ROVER: Regulator-Driven Robust Temporal Verification of Black-Box Robot Policies

We present a novel, regulator-driven approach for the temporal verification of black-box autonomous robot policies, inspired by real-world certification processes where regulators often evaluate observable behavior without access to model internals. Central to our method is a regulator-in-the-loop approach that evaluates execution traces from black-box policies against temporal safety requirements. These requirements, expressed as prioritized Signal Temporal Logic (STL) specifications, characterize behavior changes over time and encode domain knowledge into the verification process. We use Total Robustness Value (TRV) and Largest Robustness Value (LRV) to quantify average performance and worst-case adherence, and introduce Average Violation Robustness Value (AVRV) to measure average specification violation. Together, these metrics guide targeted retraining and iterative model improvement. Our approach accommodates diverse temporal safety requirements (e.g., lane-keeping, delayed acceleration, and turn smoothness), capturing persistence, sequencing, and response across two distinct domains (virtual racing game and mobile robot navigation). Across six STL specifications in both scenarios, regulator-guided retraining increased satisfaction rates by an average of 43.8%, with consistent improvement in average performance (TRV) and reduced violation severity (LRV) in half of the specifications. Finally, real-world validation on a TurtleBot3 robot demonstrates a 27% improvement in smooth-navigation satisfaction, yielding smoother paths and stronger compliance with STL-defined temporal safety requirements.

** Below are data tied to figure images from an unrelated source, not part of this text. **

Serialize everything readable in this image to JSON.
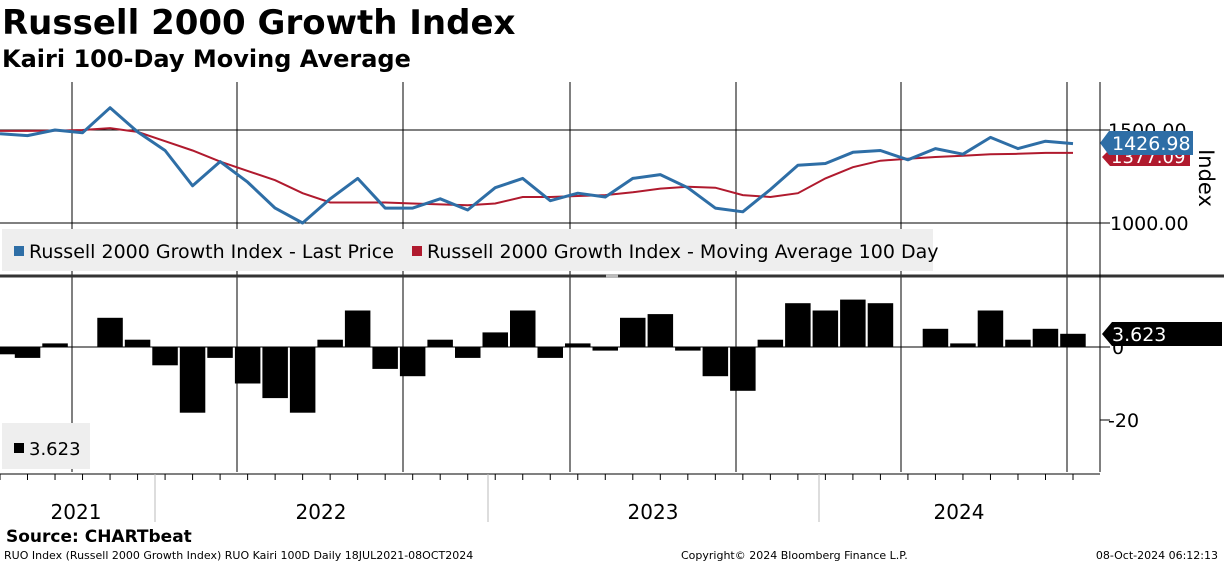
{
  "header": {
    "title": "Russell 2000 Growth Index",
    "subtitle": "Kairi 100-Day Moving Average"
  },
  "colors": {
    "price": "#2e6ea6",
    "ma": "#b01a2e",
    "kairi": "#000000",
    "grid": "#000000",
    "legend_bg": "#eeeeee"
  },
  "chart_data": [
    {
      "type": "line",
      "panel": "upper",
      "ylabel": "Index",
      "ylim": [
        920,
        1680
      ],
      "yticks": [
        {
          "value": 1500,
          "label": "1500.00"
        },
        {
          "value": 1000,
          "label": "1000.00"
        }
      ],
      "legend": [
        {
          "name": "Russell 2000 Growth Index - Last Price",
          "color": "#2e6ea6"
        },
        {
          "name": "Russell 2000 Growth Index - Moving Average 100 Day",
          "color": "#b01a2e"
        }
      ],
      "last_value_labels": [
        {
          "series": "Last Price",
          "text": "1426.98"
        },
        {
          "series": "Moving Average 100 Day",
          "text": "1377.09"
        }
      ],
      "x": [
        "2021-07",
        "2021-08",
        "2021-09",
        "2021-10",
        "2021-11",
        "2021-12",
        "2022-01",
        "2022-02",
        "2022-03",
        "2022-04",
        "2022-05",
        "2022-06",
        "2022-07",
        "2022-08",
        "2022-09",
        "2022-10",
        "2022-11",
        "2022-12",
        "2023-01",
        "2023-02",
        "2023-03",
        "2023-04",
        "2023-05",
        "2023-06",
        "2023-07",
        "2023-08",
        "2023-09",
        "2023-10",
        "2023-11",
        "2023-12",
        "2024-01",
        "2024-02",
        "2024-03",
        "2024-04",
        "2024-05",
        "2024-06",
        "2024-07",
        "2024-08",
        "2024-09",
        "2024-10"
      ],
      "series": [
        {
          "name": "Last Price",
          "values": [
            1480,
            1470,
            1500,
            1485,
            1620,
            1490,
            1390,
            1200,
            1330,
            1220,
            1080,
            1000,
            1130,
            1240,
            1080,
            1080,
            1130,
            1070,
            1190,
            1240,
            1120,
            1160,
            1140,
            1240,
            1260,
            1190,
            1080,
            1060,
            1180,
            1310,
            1320,
            1380,
            1390,
            1340,
            1400,
            1370,
            1460,
            1400,
            1440,
            1427
          ]
        },
        {
          "name": "Moving Average 100 Day",
          "values": [
            1495,
            1495,
            1497,
            1500,
            1510,
            1490,
            1440,
            1390,
            1330,
            1280,
            1230,
            1160,
            1110,
            1110,
            1110,
            1105,
            1100,
            1095,
            1105,
            1140,
            1140,
            1145,
            1150,
            1165,
            1185,
            1195,
            1190,
            1150,
            1140,
            1160,
            1240,
            1300,
            1335,
            1345,
            1355,
            1362,
            1370,
            1372,
            1377,
            1377.09
          ]
        }
      ]
    },
    {
      "type": "bar",
      "panel": "lower",
      "ylim": [
        -31,
        14
      ],
      "yticks": [
        {
          "value": 0,
          "label": "0"
        },
        {
          "value": -20,
          "label": "-20"
        }
      ],
      "legend": [
        {
          "name": "3.623",
          "color": "#000000"
        }
      ],
      "last_value_label": "3.623",
      "x": [
        "2021-07",
        "2021-08",
        "2021-09",
        "2021-10",
        "2021-11",
        "2021-12",
        "2022-01",
        "2022-02",
        "2022-03",
        "2022-04",
        "2022-05",
        "2022-06",
        "2022-07",
        "2022-08",
        "2022-09",
        "2022-10",
        "2022-11",
        "2022-12",
        "2023-01",
        "2023-02",
        "2023-03",
        "2023-04",
        "2023-05",
        "2023-06",
        "2023-07",
        "2023-08",
        "2023-09",
        "2023-10",
        "2023-11",
        "2023-12",
        "2024-01",
        "2024-02",
        "2024-03",
        "2024-04",
        "2024-05",
        "2024-06",
        "2024-07",
        "2024-08",
        "2024-09",
        "2024-10"
      ],
      "values": [
        -2,
        -3,
        1,
        0,
        8,
        2,
        -5,
        -18,
        -3,
        -10,
        -14,
        -18,
        2,
        10,
        -6,
        -8,
        2,
        -3,
        4,
        10,
        -3,
        1,
        -1,
        8,
        9,
        -1,
        -8,
        -12,
        2,
        12,
        10,
        13,
        12,
        0,
        5,
        1,
        10,
        2,
        5,
        3.623
      ]
    }
  ],
  "xaxis": {
    "years": [
      "2021",
      "2022",
      "2023",
      "2024"
    ]
  },
  "source": "Source: CHARTbeat",
  "footer": {
    "left": "RUO Index (Russell 2000 Growth Index) RUO Kairi 100D  Daily 18JUL2021-08OCT2024",
    "center": "Copyright© 2024 Bloomberg Finance L.P.",
    "right": "08-Oct-2024 06:12:13"
  }
}
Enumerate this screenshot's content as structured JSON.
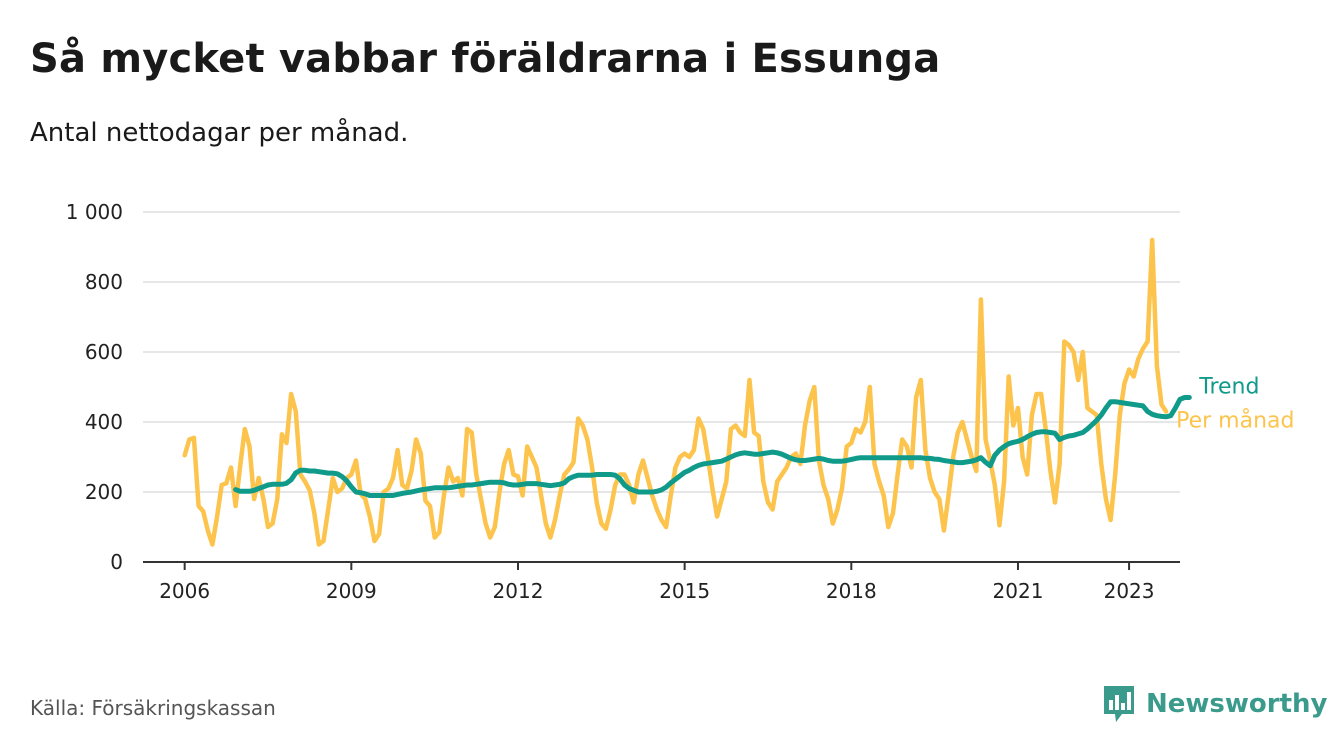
{
  "title": "Så mycket vabbar föräldrarna i Essunga",
  "subtitle": "Antal nettodagar per månad.",
  "source": "Källa: Försäkringskassan",
  "brand": "Newsworthy",
  "colors": {
    "monthly": "#fcc44d",
    "trend": "#109a8a",
    "grid": "#dddddd",
    "axis": "#333333",
    "brand": "#3a9a8c"
  },
  "chart_data": {
    "type": "line",
    "title": "Så mycket vabbar föräldrarna i Essunga",
    "subtitle": "Antal nettodagar per månad.",
    "xlabel": "",
    "ylabel": "",
    "x_ticks": [
      "2006",
      "2009",
      "2012",
      "2015",
      "2018",
      "2021",
      "2023"
    ],
    "y_ticks": [
      "0",
      "200",
      "400",
      "600",
      "800",
      "1 000"
    ],
    "xlim": [
      "2005-04",
      "2023-12"
    ],
    "ylim": [
      0,
      1000
    ],
    "grid": true,
    "legend": "inline-right",
    "series": [
      {
        "name": "Per månad",
        "color": "#fcc44d",
        "x_start": "2006-01",
        "frequency": "monthly",
        "values": [
          305,
          350,
          355,
          160,
          145,
          90,
          50,
          130,
          220,
          225,
          270,
          160,
          275,
          380,
          330,
          180,
          240,
          180,
          100,
          110,
          180,
          365,
          340,
          480,
          430,
          250,
          230,
          205,
          140,
          50,
          60,
          150,
          240,
          200,
          210,
          240,
          250,
          290,
          195,
          180,
          130,
          60,
          80,
          200,
          210,
          240,
          320,
          220,
          210,
          260,
          350,
          310,
          175,
          160,
          70,
          85,
          190,
          270,
          230,
          240,
          190,
          380,
          370,
          250,
          180,
          110,
          70,
          100,
          200,
          280,
          320,
          250,
          245,
          190,
          330,
          300,
          270,
          190,
          110,
          70,
          120,
          190,
          250,
          265,
          285,
          410,
          390,
          350,
          270,
          170,
          110,
          95,
          150,
          220,
          250,
          250,
          220,
          170,
          250,
          290,
          240,
          190,
          150,
          120,
          100,
          190,
          270,
          300,
          310,
          300,
          320,
          410,
          380,
          300,
          210,
          130,
          180,
          230,
          380,
          390,
          370,
          360,
          520,
          370,
          360,
          230,
          170,
          150,
          230,
          250,
          270,
          300,
          310,
          280,
          390,
          460,
          500,
          290,
          220,
          180,
          110,
          150,
          210,
          330,
          340,
          380,
          370,
          400,
          500,
          280,
          230,
          190,
          100,
          140,
          250,
          350,
          330,
          270,
          470,
          520,
          320,
          240,
          200,
          180,
          90,
          190,
          300,
          370,
          400,
          350,
          300,
          260,
          750,
          350,
          290,
          220,
          105,
          230,
          530,
          390,
          440,
          300,
          250,
          420,
          480,
          480,
          380,
          260,
          170,
          280,
          630,
          620,
          600,
          520,
          600,
          440,
          430,
          420,
          280,
          180,
          120,
          250,
          420,
          510,
          550,
          530,
          580,
          610,
          630,
          920,
          560,
          450,
          430
        ]
      },
      {
        "name": "Trend",
        "color": "#109a8a",
        "x_start": "2006-12",
        "frequency": "monthly",
        "values": [
          207,
          202,
          202,
          202,
          205,
          210,
          215,
          220,
          222,
          222,
          222,
          225,
          235,
          255,
          262,
          262,
          260,
          260,
          258,
          256,
          254,
          254,
          252,
          244,
          232,
          215,
          200,
          198,
          195,
          190,
          190,
          190,
          190,
          190,
          190,
          193,
          196,
          198,
          200,
          203,
          206,
          208,
          210,
          212,
          212,
          212,
          212,
          214,
          216,
          218,
          220,
          220,
          222,
          224,
          226,
          228,
          228,
          228,
          226,
          222,
          220,
          220,
          222,
          224,
          224,
          224,
          222,
          220,
          218,
          220,
          222,
          226,
          238,
          244,
          248,
          248,
          248,
          248,
          250,
          250,
          250,
          250,
          248,
          238,
          220,
          210,
          205,
          200,
          200,
          200,
          200,
          202,
          206,
          214,
          226,
          236,
          246,
          256,
          262,
          270,
          276,
          280,
          282,
          284,
          286,
          288,
          294,
          300,
          306,
          310,
          312,
          310,
          308,
          308,
          310,
          312,
          314,
          312,
          308,
          302,
          296,
          292,
          290,
          290,
          292,
          294,
          296,
          294,
          290,
          288,
          288,
          288,
          290,
          293,
          296,
          298,
          298,
          298,
          298,
          298,
          298,
          298,
          298,
          298,
          298,
          298,
          298,
          298,
          298,
          296,
          296,
          294,
          293,
          290,
          288,
          286,
          284,
          284,
          286,
          288,
          292,
          298,
          285,
          275,
          305,
          320,
          330,
          338,
          342,
          345,
          350,
          358,
          365,
          370,
          372,
          372,
          370,
          368,
          350,
          356,
          360,
          362,
          366,
          370,
          380,
          392,
          405,
          420,
          440,
          458,
          458,
          456,
          454,
          452,
          450,
          448,
          446,
          430,
          422,
          418,
          416,
          415,
          418,
          440,
          465,
          470,
          470
        ]
      }
    ]
  }
}
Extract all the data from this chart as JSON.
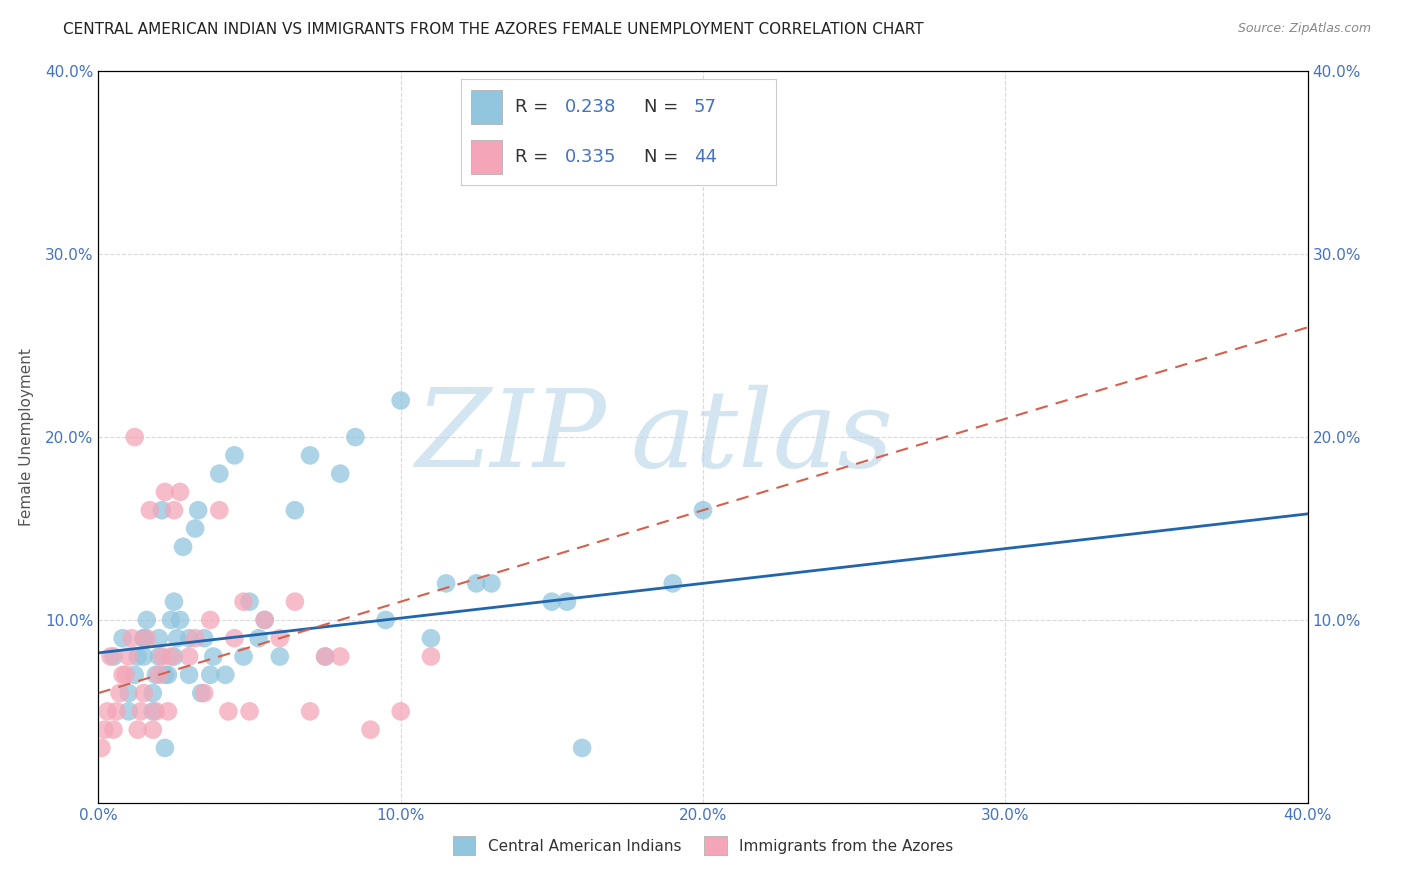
{
  "title": "CENTRAL AMERICAN INDIAN VS IMMIGRANTS FROM THE AZORES FEMALE UNEMPLOYMENT CORRELATION CHART",
  "source": "Source: ZipAtlas.com",
  "ylabel": "Female Unemployment",
  "xlim": [
    0.0,
    0.4
  ],
  "ylim": [
    0.0,
    0.4
  ],
  "x_ticks": [
    0.0,
    0.1,
    0.2,
    0.3,
    0.4
  ],
  "y_ticks": [
    0.0,
    0.1,
    0.2,
    0.3,
    0.4
  ],
  "blue_color": "#92c5de",
  "pink_color": "#f4a6b8",
  "blue_line_color": "#2166ac",
  "pink_line_color": "#d6604d",
  "watermark_zip": "ZIP",
  "watermark_atlas": "atlas",
  "legend_R_blue": "0.238",
  "legend_N_blue": "57",
  "legend_R_pink": "0.335",
  "legend_N_pink": "44",
  "blue_scatter_x": [
    0.005,
    0.008,
    0.01,
    0.01,
    0.012,
    0.013,
    0.015,
    0.015,
    0.015,
    0.016,
    0.018,
    0.018,
    0.019,
    0.02,
    0.02,
    0.021,
    0.022,
    0.022,
    0.023,
    0.024,
    0.025,
    0.025,
    0.026,
    0.027,
    0.028,
    0.03,
    0.03,
    0.032,
    0.033,
    0.034,
    0.035,
    0.037,
    0.038,
    0.04,
    0.042,
    0.045,
    0.048,
    0.05,
    0.053,
    0.055,
    0.06,
    0.065,
    0.07,
    0.075,
    0.08,
    0.085,
    0.095,
    0.1,
    0.11,
    0.115,
    0.125,
    0.13,
    0.15,
    0.155,
    0.16,
    0.19,
    0.2
  ],
  "blue_scatter_y": [
    0.08,
    0.09,
    0.05,
    0.06,
    0.07,
    0.08,
    0.08,
    0.09,
    0.09,
    0.1,
    0.05,
    0.06,
    0.07,
    0.08,
    0.09,
    0.16,
    0.03,
    0.07,
    0.07,
    0.1,
    0.11,
    0.08,
    0.09,
    0.1,
    0.14,
    0.07,
    0.09,
    0.15,
    0.16,
    0.06,
    0.09,
    0.07,
    0.08,
    0.18,
    0.07,
    0.19,
    0.08,
    0.11,
    0.09,
    0.1,
    0.08,
    0.16,
    0.19,
    0.08,
    0.18,
    0.2,
    0.1,
    0.22,
    0.09,
    0.12,
    0.12,
    0.12,
    0.11,
    0.11,
    0.03,
    0.12,
    0.16
  ],
  "pink_scatter_x": [
    0.001,
    0.002,
    0.003,
    0.004,
    0.005,
    0.006,
    0.007,
    0.008,
    0.009,
    0.01,
    0.011,
    0.012,
    0.013,
    0.014,
    0.015,
    0.016,
    0.017,
    0.018,
    0.019,
    0.02,
    0.021,
    0.022,
    0.023,
    0.024,
    0.025,
    0.027,
    0.03,
    0.032,
    0.035,
    0.037,
    0.04,
    0.043,
    0.045,
    0.048,
    0.05,
    0.055,
    0.06,
    0.065,
    0.07,
    0.075,
    0.08,
    0.09,
    0.1,
    0.11
  ],
  "pink_scatter_y": [
    0.03,
    0.04,
    0.05,
    0.08,
    0.04,
    0.05,
    0.06,
    0.07,
    0.07,
    0.08,
    0.09,
    0.2,
    0.04,
    0.05,
    0.06,
    0.09,
    0.16,
    0.04,
    0.05,
    0.07,
    0.08,
    0.17,
    0.05,
    0.08,
    0.16,
    0.17,
    0.08,
    0.09,
    0.06,
    0.1,
    0.16,
    0.05,
    0.09,
    0.11,
    0.05,
    0.1,
    0.09,
    0.11,
    0.05,
    0.08,
    0.08,
    0.04,
    0.05,
    0.08
  ],
  "blue_trend_x": [
    0.0,
    0.4
  ],
  "blue_trend_y": [
    0.082,
    0.158
  ],
  "pink_trend_x": [
    0.0,
    0.4
  ],
  "pink_trend_y": [
    0.06,
    0.26
  ],
  "background_color": "#ffffff",
  "grid_color": "#d9d9d9",
  "title_fontsize": 11,
  "axis_label_fontsize": 11,
  "tick_fontsize": 11
}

翻译：本文提出一种新颖的、受监管机制驱动的黑盒自主机器人策略时序验证方法，其灵感来源于现实世界认证流程——监管机构通常仅通过可观测行为进行评估，而无需访问模型内部结构。我们方法的核心在于采用"监管闭环"机制，通过对比黑盒策略的执行轨迹与时序安全要求进行评估。这些以优先级化信号时序逻辑（STL）规范表述的要求，能够刻画行为随时间的变化特征，并将领域知识编码至验证过程中。我们采用总体鲁棒值（TRV）与最大鲁棒值（LRV）分别量化平均性能与最差情况下的规范符合度，同时引入平均违反鲁棒值（AVRV）以度量平均规范违反程度。这些指标共同指导针对性重训练与迭代式模型改进。我们的方法兼容多种时序安全要求（如车道保持、延迟加速和转向平顺性），在两个不同领域（虚拟竞速游戏与移动机器人导航）中捕捉持续性、序列性和响应性特征。在两种场景共六项STL规范的测试中，监管引导的重训练使规范满足率平均提升43.8%，其中半数规范的平均性能（TRV）持续改善且违反严重程度（LRV）降低。最后，在TurtleBot3机器人上的真实场景验证表明，平顺导航满足率提升27%，生成路径更平滑且对STL定义的时序安全要求具有更强符合性。